I send out my best and get a form letter with the worst. I laugh when I have something I feel is useful and then never send it off.Perhaps it will be good another day. LOL

Happy Frog and I said...

I completely understand where you are coming from in terms of going into a bit of a funk when you first get rejected but then getting on with things the next day. Keep doing what your doing. I can tell from your blog that you don't have to worry about your writing. x

Elizabeth Varadan, Author said...

Keep bouncing back. It's the ones who do that who finally get where they want to go. Just reading your posts makes me know what a good writer you are.

Eliza said...

Good for your for not allowing rejection to get you down for too long. That inner critic is a pain in the ass when she gets going, well mine is anyway.

snafu said...

Never give up and listen to Pink Floyde anyway. I had a friend who earned a steady living because he sent everything with an SAE and if it was returned he then sent it off the next publisher and then the next and so on. If it was not accepted by any of them, he kept it in a pile under his bed and a year or so later added it back into the pile of manuscripts he was still trying to get published. He had very few that never got published at all.

Maria Zannini said...

The one good thing about rejection is that it makes the acceptances that much sweeter.

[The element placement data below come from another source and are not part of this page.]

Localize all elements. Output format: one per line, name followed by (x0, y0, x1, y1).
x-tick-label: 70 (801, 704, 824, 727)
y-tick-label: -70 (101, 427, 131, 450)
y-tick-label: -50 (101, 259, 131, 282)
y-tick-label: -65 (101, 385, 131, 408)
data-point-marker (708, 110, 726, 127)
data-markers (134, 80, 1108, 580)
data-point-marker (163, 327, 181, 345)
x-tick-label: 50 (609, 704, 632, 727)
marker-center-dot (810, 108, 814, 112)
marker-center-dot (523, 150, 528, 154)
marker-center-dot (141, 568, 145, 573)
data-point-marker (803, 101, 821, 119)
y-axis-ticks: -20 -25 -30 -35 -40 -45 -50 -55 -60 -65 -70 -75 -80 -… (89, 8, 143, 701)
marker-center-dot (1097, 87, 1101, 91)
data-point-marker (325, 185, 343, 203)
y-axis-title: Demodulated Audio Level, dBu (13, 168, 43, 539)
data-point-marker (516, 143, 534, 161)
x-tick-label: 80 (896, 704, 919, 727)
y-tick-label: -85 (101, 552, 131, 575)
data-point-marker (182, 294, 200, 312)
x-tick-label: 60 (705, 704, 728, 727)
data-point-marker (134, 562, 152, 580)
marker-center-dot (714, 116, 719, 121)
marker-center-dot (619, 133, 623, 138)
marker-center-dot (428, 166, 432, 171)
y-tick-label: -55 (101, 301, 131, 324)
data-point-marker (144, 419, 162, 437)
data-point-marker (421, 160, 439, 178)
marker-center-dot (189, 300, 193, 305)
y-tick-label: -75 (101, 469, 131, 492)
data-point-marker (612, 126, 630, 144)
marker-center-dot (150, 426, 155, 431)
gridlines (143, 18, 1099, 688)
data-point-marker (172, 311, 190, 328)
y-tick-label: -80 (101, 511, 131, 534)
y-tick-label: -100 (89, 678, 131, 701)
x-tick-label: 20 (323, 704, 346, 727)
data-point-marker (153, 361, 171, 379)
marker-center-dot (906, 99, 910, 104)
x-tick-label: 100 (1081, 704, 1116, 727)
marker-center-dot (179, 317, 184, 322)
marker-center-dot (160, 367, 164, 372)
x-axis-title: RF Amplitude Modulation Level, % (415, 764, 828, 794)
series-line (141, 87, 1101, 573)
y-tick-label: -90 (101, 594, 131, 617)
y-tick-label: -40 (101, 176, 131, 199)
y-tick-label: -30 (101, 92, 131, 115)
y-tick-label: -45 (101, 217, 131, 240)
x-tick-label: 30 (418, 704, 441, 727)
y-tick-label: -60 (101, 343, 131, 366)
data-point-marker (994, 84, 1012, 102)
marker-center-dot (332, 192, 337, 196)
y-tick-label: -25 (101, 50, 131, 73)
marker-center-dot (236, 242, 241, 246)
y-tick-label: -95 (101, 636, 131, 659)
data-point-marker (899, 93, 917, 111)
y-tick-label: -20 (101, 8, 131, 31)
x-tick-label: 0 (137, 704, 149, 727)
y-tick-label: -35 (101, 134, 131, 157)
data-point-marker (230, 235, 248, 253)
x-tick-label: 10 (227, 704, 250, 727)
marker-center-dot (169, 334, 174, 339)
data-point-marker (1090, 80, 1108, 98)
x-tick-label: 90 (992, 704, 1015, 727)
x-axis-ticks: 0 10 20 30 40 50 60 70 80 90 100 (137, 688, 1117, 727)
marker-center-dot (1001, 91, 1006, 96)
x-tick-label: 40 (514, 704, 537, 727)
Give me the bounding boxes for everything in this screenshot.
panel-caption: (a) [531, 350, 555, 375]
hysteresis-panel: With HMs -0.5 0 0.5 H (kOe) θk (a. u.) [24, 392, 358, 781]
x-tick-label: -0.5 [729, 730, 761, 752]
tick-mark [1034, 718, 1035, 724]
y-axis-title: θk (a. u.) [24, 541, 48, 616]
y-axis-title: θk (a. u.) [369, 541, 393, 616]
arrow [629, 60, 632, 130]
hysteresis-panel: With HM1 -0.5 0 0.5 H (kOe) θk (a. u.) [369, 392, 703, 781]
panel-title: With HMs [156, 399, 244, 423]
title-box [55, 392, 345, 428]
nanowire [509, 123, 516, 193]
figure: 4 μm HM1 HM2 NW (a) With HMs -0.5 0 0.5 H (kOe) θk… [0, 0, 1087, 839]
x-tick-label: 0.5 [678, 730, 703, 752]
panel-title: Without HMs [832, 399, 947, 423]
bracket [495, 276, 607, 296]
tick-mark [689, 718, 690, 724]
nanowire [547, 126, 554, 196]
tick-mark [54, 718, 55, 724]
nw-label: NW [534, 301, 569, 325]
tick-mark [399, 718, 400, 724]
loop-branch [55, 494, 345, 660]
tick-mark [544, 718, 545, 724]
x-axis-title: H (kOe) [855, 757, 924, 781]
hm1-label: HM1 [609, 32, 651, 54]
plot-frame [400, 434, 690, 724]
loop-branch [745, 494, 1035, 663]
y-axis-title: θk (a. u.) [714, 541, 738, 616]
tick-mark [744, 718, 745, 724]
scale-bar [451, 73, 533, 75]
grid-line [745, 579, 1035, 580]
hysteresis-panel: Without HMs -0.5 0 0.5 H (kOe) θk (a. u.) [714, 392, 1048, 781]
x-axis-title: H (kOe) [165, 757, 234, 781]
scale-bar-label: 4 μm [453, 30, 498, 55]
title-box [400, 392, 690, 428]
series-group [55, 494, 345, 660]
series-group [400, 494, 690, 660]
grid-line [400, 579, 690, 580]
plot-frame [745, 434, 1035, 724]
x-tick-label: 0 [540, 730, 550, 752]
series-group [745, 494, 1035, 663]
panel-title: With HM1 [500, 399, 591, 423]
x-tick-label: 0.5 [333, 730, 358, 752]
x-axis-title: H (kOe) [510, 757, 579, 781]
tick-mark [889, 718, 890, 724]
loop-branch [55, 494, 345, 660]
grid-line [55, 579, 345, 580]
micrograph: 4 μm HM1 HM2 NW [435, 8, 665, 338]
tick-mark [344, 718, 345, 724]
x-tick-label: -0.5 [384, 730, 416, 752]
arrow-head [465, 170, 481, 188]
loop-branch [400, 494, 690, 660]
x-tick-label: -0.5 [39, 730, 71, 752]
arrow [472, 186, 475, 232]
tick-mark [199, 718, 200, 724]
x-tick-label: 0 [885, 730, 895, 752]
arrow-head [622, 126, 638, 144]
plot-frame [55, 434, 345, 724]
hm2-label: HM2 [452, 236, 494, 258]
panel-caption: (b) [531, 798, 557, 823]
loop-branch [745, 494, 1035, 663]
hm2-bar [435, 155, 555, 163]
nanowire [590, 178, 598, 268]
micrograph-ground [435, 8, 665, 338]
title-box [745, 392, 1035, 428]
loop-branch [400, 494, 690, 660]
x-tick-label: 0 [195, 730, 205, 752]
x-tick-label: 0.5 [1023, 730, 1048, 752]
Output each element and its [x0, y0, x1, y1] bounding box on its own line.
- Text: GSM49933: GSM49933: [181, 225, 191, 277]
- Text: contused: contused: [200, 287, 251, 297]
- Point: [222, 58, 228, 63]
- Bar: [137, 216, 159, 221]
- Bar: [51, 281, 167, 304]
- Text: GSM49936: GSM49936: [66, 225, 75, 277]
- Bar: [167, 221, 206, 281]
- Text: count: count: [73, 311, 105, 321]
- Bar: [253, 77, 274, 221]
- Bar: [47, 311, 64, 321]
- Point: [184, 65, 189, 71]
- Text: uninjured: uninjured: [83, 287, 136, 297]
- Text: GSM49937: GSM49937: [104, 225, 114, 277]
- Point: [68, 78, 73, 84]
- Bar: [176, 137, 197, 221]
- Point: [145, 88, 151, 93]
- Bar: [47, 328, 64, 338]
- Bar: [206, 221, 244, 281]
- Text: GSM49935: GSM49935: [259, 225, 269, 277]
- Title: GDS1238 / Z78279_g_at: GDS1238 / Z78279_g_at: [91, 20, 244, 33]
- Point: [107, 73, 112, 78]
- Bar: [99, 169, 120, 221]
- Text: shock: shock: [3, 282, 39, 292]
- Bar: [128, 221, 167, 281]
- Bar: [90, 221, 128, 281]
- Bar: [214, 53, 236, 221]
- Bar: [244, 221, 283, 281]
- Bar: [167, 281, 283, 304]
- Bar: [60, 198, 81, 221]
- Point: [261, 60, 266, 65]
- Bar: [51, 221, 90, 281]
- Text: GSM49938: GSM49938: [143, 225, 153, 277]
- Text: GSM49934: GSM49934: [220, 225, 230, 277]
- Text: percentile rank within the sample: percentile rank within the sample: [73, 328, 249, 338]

Besides, now you have a perfectly good (finished) story to sub somewhere else.

Sweet Lily said...

It's okay, take it easy.
The lesson is always in the struggle, not in the victory. Besides, remember this: All of us are always here to support you.

Unknown said...

Sorry about the rejection, but keep hanging in there! It's so hard for us, as artists, not to let our self-worth hang on the opinions of others. We have to keep reminding ourselves that others' opinions are just that - opinions. Just as we don't like every book we read, movie we watch, or song we hear, not everyone is going to love what we write. But if *we* love it, we can be assured we won't be the only ones.

S.P. Bowers said...

I wonder why it is so easy for us to believe the rejections, yet let any praise come our way and we instantly discount it. I guess that's how humans are. Sorry about the hard days, though I'm glad to know I'm not the only one.

Miss Good on Paper said...

I also had a few rejections recently (one contest and one standard submission). It can certainly sting. But I also had a lot of other things going on so I couldn't dwell for too long. That's usually how I cope--I get busy with something else.

And sometimes I still listen to Pink Floyd, too. =)

-Miss GOP
www.thewritingapprentice.com

Marian Allen said...

Rejection! Bah! Bah!

Lawrence Block has a great affirmation that really helps: "Rejection makes me strong."

When I get a rejection now, I cry a little bit, then I look at the envelope and say, "Oh, you poor sap, you are going to hire somebody to slap you someday because you turned this down." ha!

I also do "the bejection dance."

Marian Allen

Maggie May said...

I have read many biographies of famous writers and it seems they got dozens & dozens of rejection slips before coming to fame. That must surely give you the incentive to go on? Better luck next time.
Maggie x

Nuts in May

Deniz Bevan said...

Hugs to you {{}} Not only rejection but sometimes my own inner editor gets me thinking that everything I do is crap! Luckily my characters and the story itself keep pushing me to write, otherwise, who knows how long ago I might have given up?

broken biro said...

I LOVE the 'posh bingo' definition! But it isn't even about luck - after you've got the nuts and bolts of it right, writing is such a subjective thing and each judge or editor has their own predilections.

EC said...

Hi Jayne,

I just Googled "rejection blues" and got your post, delightedly so. I enjoyed hearing your take on the big R.

I've been trying to publish a particular short story, and this is its 4th rejection. I don't think every thing I write is rubbish, I just wonder if I'll ever get that break, that entrance into the paid market.

I'll supply the superglue if you keep the Youtube music flowing.

Erin

L.A Speedwing said...

Oh I so know what you mean Jayne. Wallowing is necessary in order to bounce back. There is no up without down. And thank you for visiting my blog and be a supporter. I love your blog and your bravery to be so honest about your writing is our beacon of hope.